To be sure, however, Toronto remains a juggernaut. Hollywood A-listers will descend on the festival and footage will end up on TV screens and newspapers worldwide.

But as a place to do business, TIFF has seen better days. Asked whether Toronto will see a repeat of last year, when a slew of acquisition titles came into Toronto and went home empty-handed, Bailey, in typical fashion, isn't tipping his hand.

"It might be a little quicker this year, or that may just be the new reality. It's hard to say," he ventures.

To be fair, Bailey's tenure began just as the 2008 financial meltdown ushered in a new era of austerity within the global film community, forcing studios and indie producers to cut back on travel and party budgets.

"All of the studios have felt the need to contract what they spend on promotion, prints and advertising," he says. "That hasn't affected us so much. People still see us as an important launch pad."

While that might be true for well-funded, star-driven releases, Bailey concedes that government cutbacks for certain national cinemas have impacted the number of films Toronto programmers received this year.

"We have found the economy maybe gives us fewer films in some cases from certain countries, as their economies shrink, and also smaller budget films in some cases as well," he says.

On his ascension to the top at TIFF, Bailey inherited other challenges, including a need to close a funding gap to launch Bell Lightbox, which saw Initial construction costs of $120 million balloon to $196 million.

Pulling up to the new structure, Bailey leaves his taxi on King Street to greet his programming team, which is assembled inside for a pre-festival tour.

He takes a moment to look up and down the bustling street at adjoining restaurants, shops and theaters, all of which expect Bell Lightbox to become a lucrative entertainment destination for the locals.

Once inside, Bailey scans the year-round headquarters' five stories, which until recently remained hidden behind boarding and scaffolding.

"We can enter from the back of the stage," Bailey says minutes later, standing in a 550-seat theater, looking to shepherd nervous filmmakers and preening stars from the green room to be introduced to appreciative Toronto audiences.

He leads his beaming, enthusiastic programmers through four more theaters which will soon screen a host of arthouse films and new prints of classics like Fritz Lang's "Metropolis" and Jean-Luc Godard's "Breathless."

His interaction with everyone is effortless and effective.

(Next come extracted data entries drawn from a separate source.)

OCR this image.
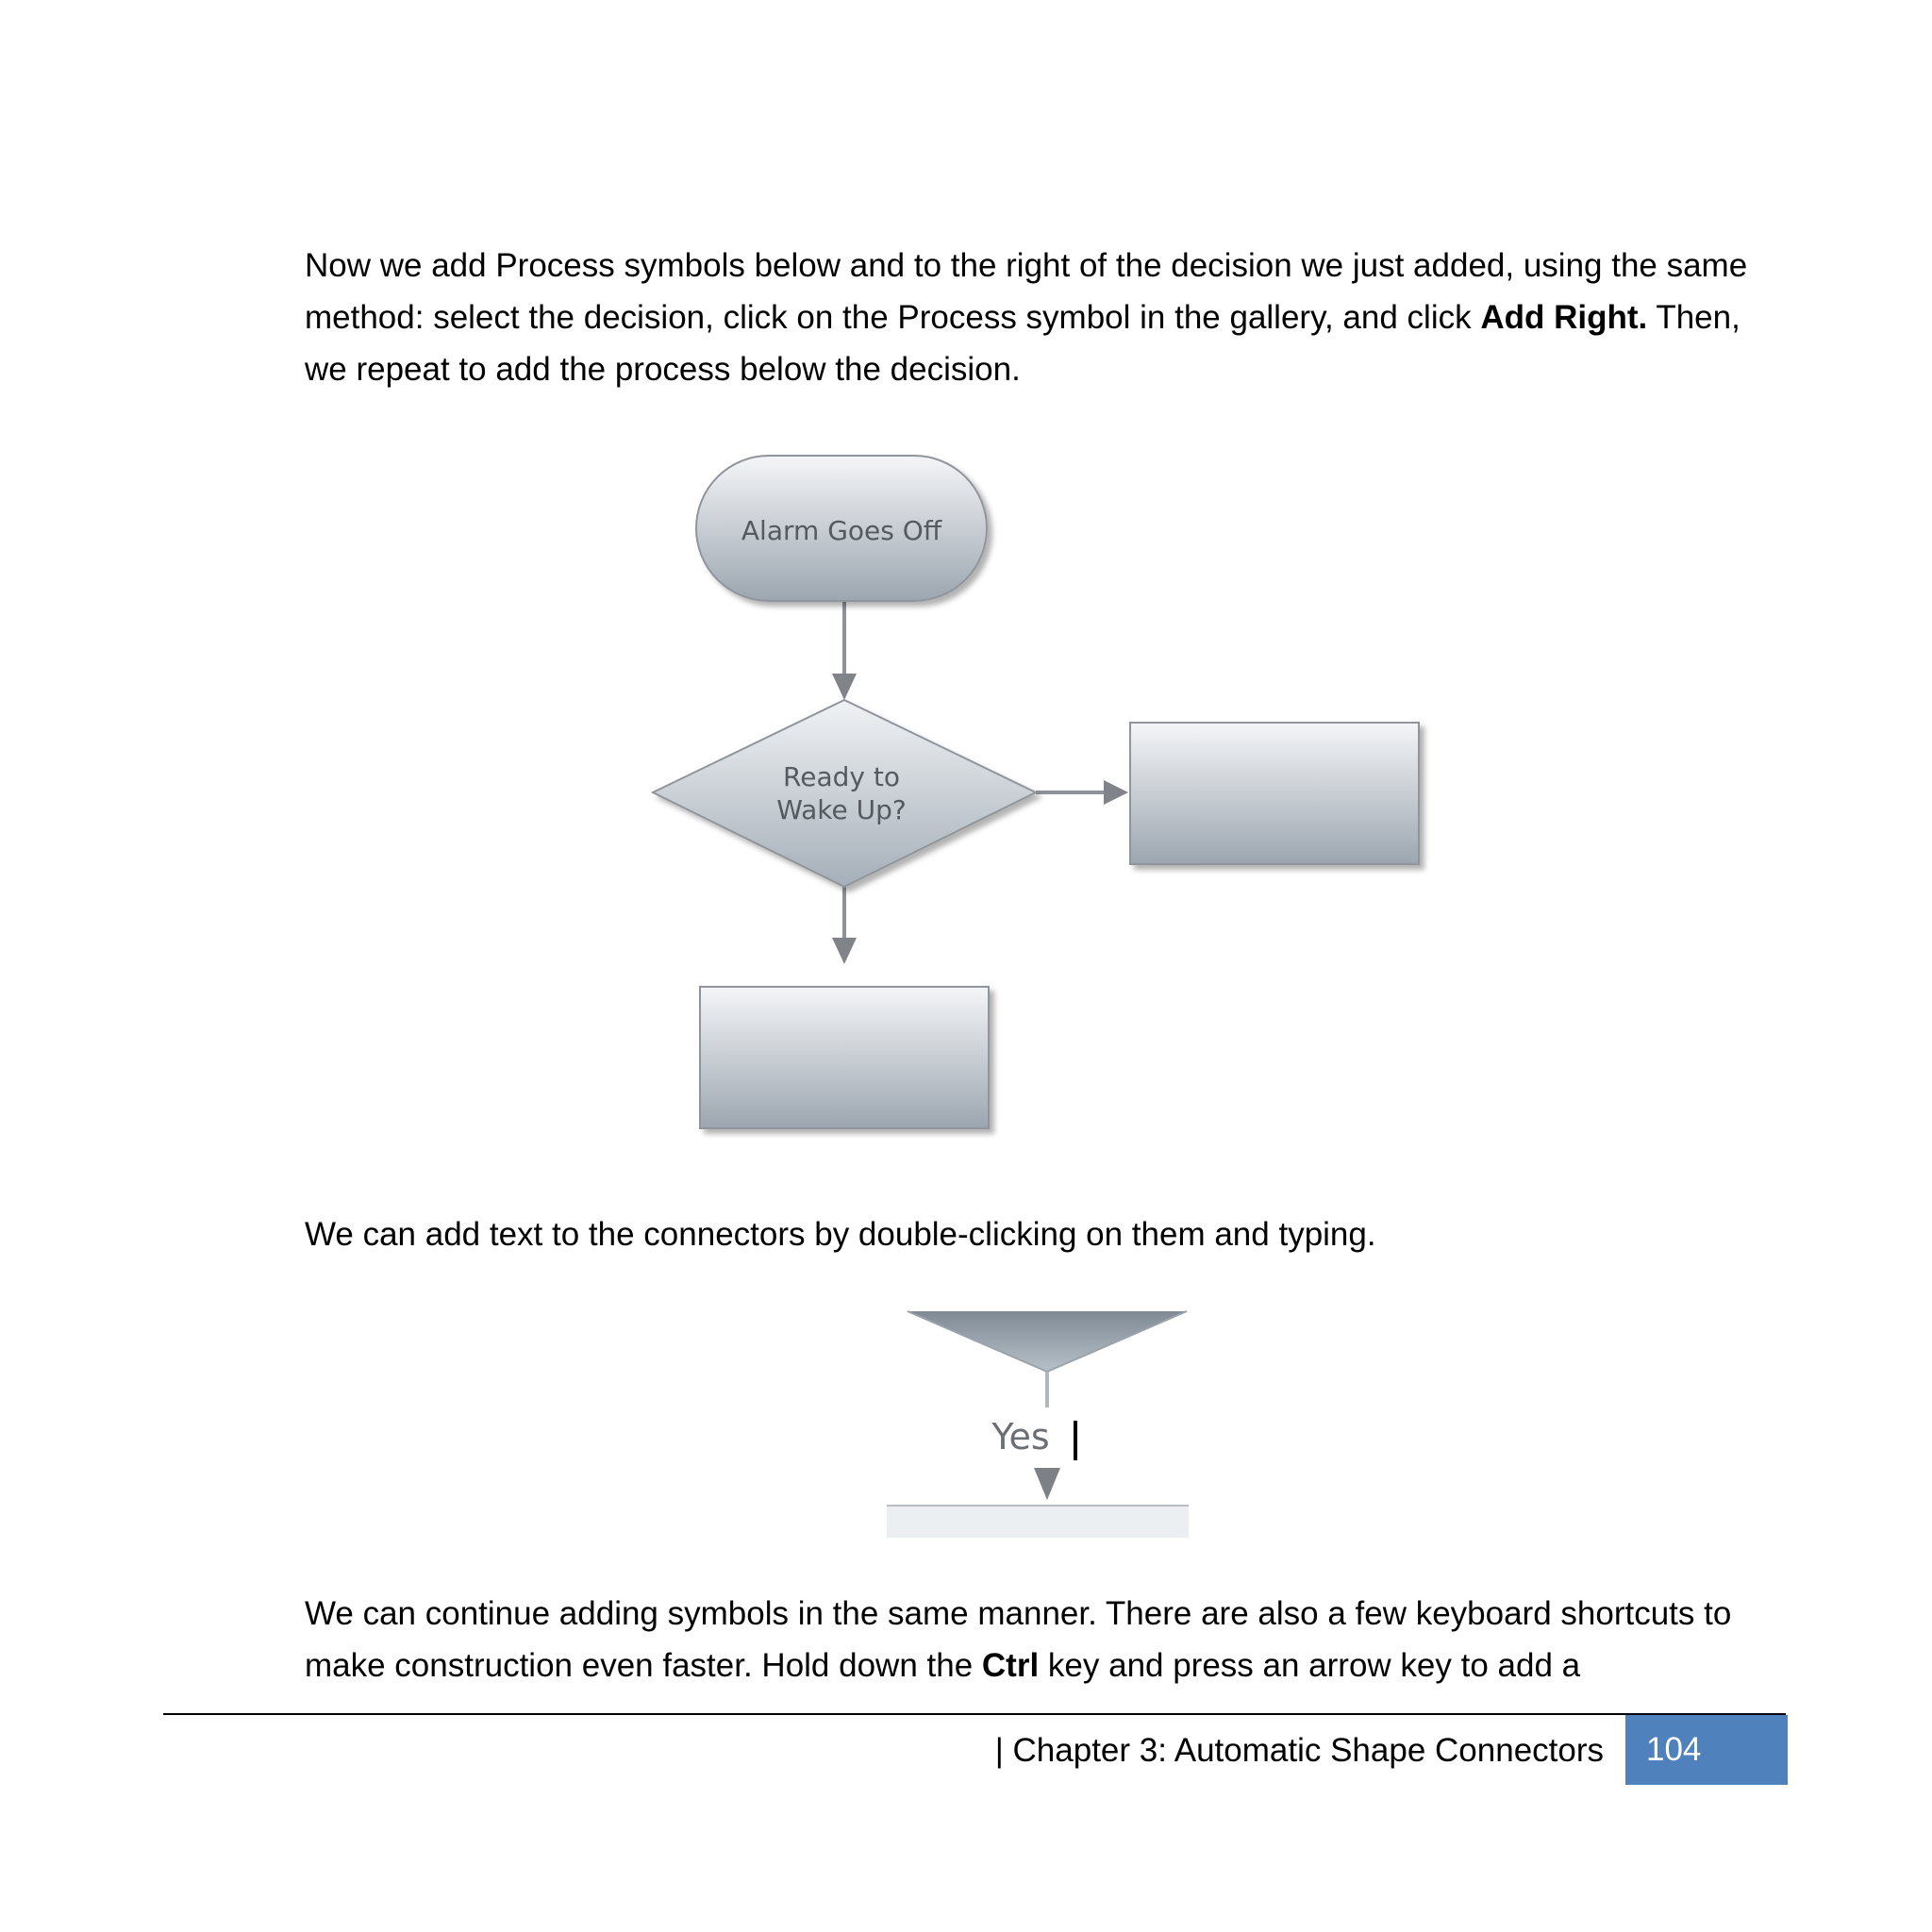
Now we add Process symbols below and to the right of the decision we just added, using the same method: select the decision, click on the Process symbol in the gallery, and click Add Right. Then, we repeat to add the process below the decision.

Alarm Goes Off
Ready to
Wake Up?

We can add text to the connectors by double-clicking on them and typing.

Yes

We can continue adding symbols in the same manner. There are also a few keyboard shortcuts to make construction even faster. Hold down the Ctrl key and press an arrow key to add a

| Chapter 3: Automatic Shape Connectors	104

He has a knack for making other people feel relaxed and good about themselves, and does so with the air of a career diplomat.

It's how he controls the conversation when talking to the media, festival donors or staff.

"You're screening one of your films in here," he asks a programmer in a smaller, 80-seat theater.

He moves from programmer to programmer, encouraging, advising with small tips. Always smiling.

Back on the street in front of Bell Lightbox, Bailey is aware that much is riding on the new structure. He also knows that if it doesn't work, he'll likely take the heat.

But again, you wouldn't know it to look at him. Certain that TIFF's new home will provide a long-sought hub for the festival, he appears equally thrilled with idea that it will contribute something to the city itself.

"The new thing this year is the festival neighborhood, the fact that we will be in our own building, with a new hotel next door, with all the press conferences there," he says proudly as he gazes up at the building. "People will bump into each other in a way that they haven't been able to for a long time."

He looks like the happiest man in Toronto.